Neuropeptides are small protein-like molecules that help neurons communicate, and influence brain activity.
They are part of a new kind of medicine called biologics, which seek to use small molecules already in the body to fix problems rather than introducing foreign drugs which can cause off-target impacts and side-effects.
But he told The Telegraph that early attempts to introduce the drugs into Britain had thrown up an unexpected obstacle. “When we were in London and meeting people, we were presenting this idea of improving human behaviour and we were finding that as long as there were other people worse off than them it was all OK, they just kept calm and carried on. That mindset was very different for us coming from the US where we have a very large percentage of people who think, ‘I know I’m good but I want to get better.’ So it’s been a foreign concept for people in Britain.”
But he added: “I think that is changing and although peptides are only legally prescribed in Australia and the United States right now, I think within the next five years you will see it coming into availability in the UK.”
Other neuropeptides currently being prescribed to boost brain power include cerebrolysin, which is derived from pigs’ brains and has been shown to be neuroprotective, enhancing learning and memory, increasing metabolism and decreasing amyloid beta – the stick plaques found in the brains of people with Alzheimer’s. Likewise, the neuropeptide nasal spray FGL is currently in phase 2 clinical trials and appears to help repair the myelin sheaths around nerves which are damaged in multiple sclerosis. MT-2, which is used chiefly for people hoping to boost their tan, is also now being taken to stimulate brainwaves.
And the brain molecule RG3, which is now also being prescribed, mimics exercise and increases the body’s ability to manage free radicals, the unstable atoms that damage cells, causing illness and ageing.
“You’re actually getting greater activation than you do with exercise,” said Dr Strickler. “This is pretty impressive.
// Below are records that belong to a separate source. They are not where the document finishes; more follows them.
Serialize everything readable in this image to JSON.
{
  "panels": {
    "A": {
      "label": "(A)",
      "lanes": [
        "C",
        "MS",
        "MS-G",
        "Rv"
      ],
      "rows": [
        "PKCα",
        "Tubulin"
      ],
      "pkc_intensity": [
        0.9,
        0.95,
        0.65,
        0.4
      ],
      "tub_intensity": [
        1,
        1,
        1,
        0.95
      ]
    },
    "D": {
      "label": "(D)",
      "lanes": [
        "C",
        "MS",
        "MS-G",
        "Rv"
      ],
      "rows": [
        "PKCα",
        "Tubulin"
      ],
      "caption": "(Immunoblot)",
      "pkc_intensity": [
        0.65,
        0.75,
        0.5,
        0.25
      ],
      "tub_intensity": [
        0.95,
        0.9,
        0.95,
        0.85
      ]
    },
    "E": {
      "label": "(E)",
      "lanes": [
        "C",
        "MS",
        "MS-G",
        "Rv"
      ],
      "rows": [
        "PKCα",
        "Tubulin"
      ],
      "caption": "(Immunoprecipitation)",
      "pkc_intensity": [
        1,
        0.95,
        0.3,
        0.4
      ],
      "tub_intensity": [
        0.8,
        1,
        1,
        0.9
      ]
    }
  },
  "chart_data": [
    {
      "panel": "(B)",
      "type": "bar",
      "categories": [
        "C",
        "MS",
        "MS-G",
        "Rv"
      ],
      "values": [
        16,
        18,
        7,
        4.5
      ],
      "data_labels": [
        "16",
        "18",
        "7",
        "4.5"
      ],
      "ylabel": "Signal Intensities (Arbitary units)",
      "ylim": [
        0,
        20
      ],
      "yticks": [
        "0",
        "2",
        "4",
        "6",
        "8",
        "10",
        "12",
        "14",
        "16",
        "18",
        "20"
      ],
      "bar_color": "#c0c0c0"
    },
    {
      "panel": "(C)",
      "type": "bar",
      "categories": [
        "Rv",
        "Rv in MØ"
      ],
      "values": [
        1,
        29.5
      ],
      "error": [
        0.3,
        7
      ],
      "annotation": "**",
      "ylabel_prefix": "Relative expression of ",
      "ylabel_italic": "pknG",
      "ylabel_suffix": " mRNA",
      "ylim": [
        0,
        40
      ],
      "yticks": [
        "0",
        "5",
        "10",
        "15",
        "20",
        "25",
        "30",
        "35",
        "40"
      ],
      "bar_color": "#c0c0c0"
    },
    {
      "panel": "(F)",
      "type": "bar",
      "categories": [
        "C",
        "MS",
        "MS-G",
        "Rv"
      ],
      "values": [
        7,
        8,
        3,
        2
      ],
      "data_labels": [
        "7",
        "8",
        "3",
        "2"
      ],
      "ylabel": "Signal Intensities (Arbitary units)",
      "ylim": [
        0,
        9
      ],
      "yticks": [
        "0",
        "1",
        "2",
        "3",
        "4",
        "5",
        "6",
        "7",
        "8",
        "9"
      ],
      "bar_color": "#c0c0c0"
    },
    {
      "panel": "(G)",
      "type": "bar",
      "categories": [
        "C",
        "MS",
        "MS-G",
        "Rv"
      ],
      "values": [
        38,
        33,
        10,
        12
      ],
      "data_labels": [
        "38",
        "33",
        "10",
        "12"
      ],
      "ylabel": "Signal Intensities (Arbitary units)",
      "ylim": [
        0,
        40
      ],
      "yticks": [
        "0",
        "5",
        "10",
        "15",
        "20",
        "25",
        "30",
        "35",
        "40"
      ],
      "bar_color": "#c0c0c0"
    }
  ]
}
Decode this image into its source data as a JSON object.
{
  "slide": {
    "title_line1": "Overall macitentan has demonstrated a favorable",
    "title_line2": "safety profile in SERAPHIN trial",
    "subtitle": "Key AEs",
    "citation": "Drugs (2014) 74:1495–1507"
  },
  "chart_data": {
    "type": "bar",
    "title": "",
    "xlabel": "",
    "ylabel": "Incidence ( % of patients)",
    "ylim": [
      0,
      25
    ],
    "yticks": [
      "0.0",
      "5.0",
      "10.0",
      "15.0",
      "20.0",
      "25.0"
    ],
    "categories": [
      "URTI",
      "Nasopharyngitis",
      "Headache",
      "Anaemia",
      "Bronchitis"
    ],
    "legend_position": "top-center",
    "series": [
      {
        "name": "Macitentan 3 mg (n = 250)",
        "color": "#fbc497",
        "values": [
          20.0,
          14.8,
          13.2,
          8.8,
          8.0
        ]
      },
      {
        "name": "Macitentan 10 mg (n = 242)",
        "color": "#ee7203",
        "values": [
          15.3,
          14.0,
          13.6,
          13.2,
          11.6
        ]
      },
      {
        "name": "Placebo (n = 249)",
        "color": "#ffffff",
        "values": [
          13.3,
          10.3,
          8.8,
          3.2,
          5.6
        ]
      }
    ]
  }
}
It’s a nasal spray so it’s simple to use.
“Biologics are things the body is familiar with, strings of amino acids that the body understands.
“They are very on-target, so when we give a biologic they go in and do what we intend them to do. With medicines the body reacts and we get side-effects and off-target effects. We’re going to see peptides overtake the pharmaceutical energy.”
Fabien Foelsch, of the biohacking company Braineffect, said people would increasingly need brain drugs and microdosing in the future to keep up with advancements in society.
“I believe that microdosing is able to provide us with the edge we need in the new neurosociety,” he told delegates. “Taking one to two grams of nicotine, I prefer in a gum product, has a good nootropic (brain boosting) effect.”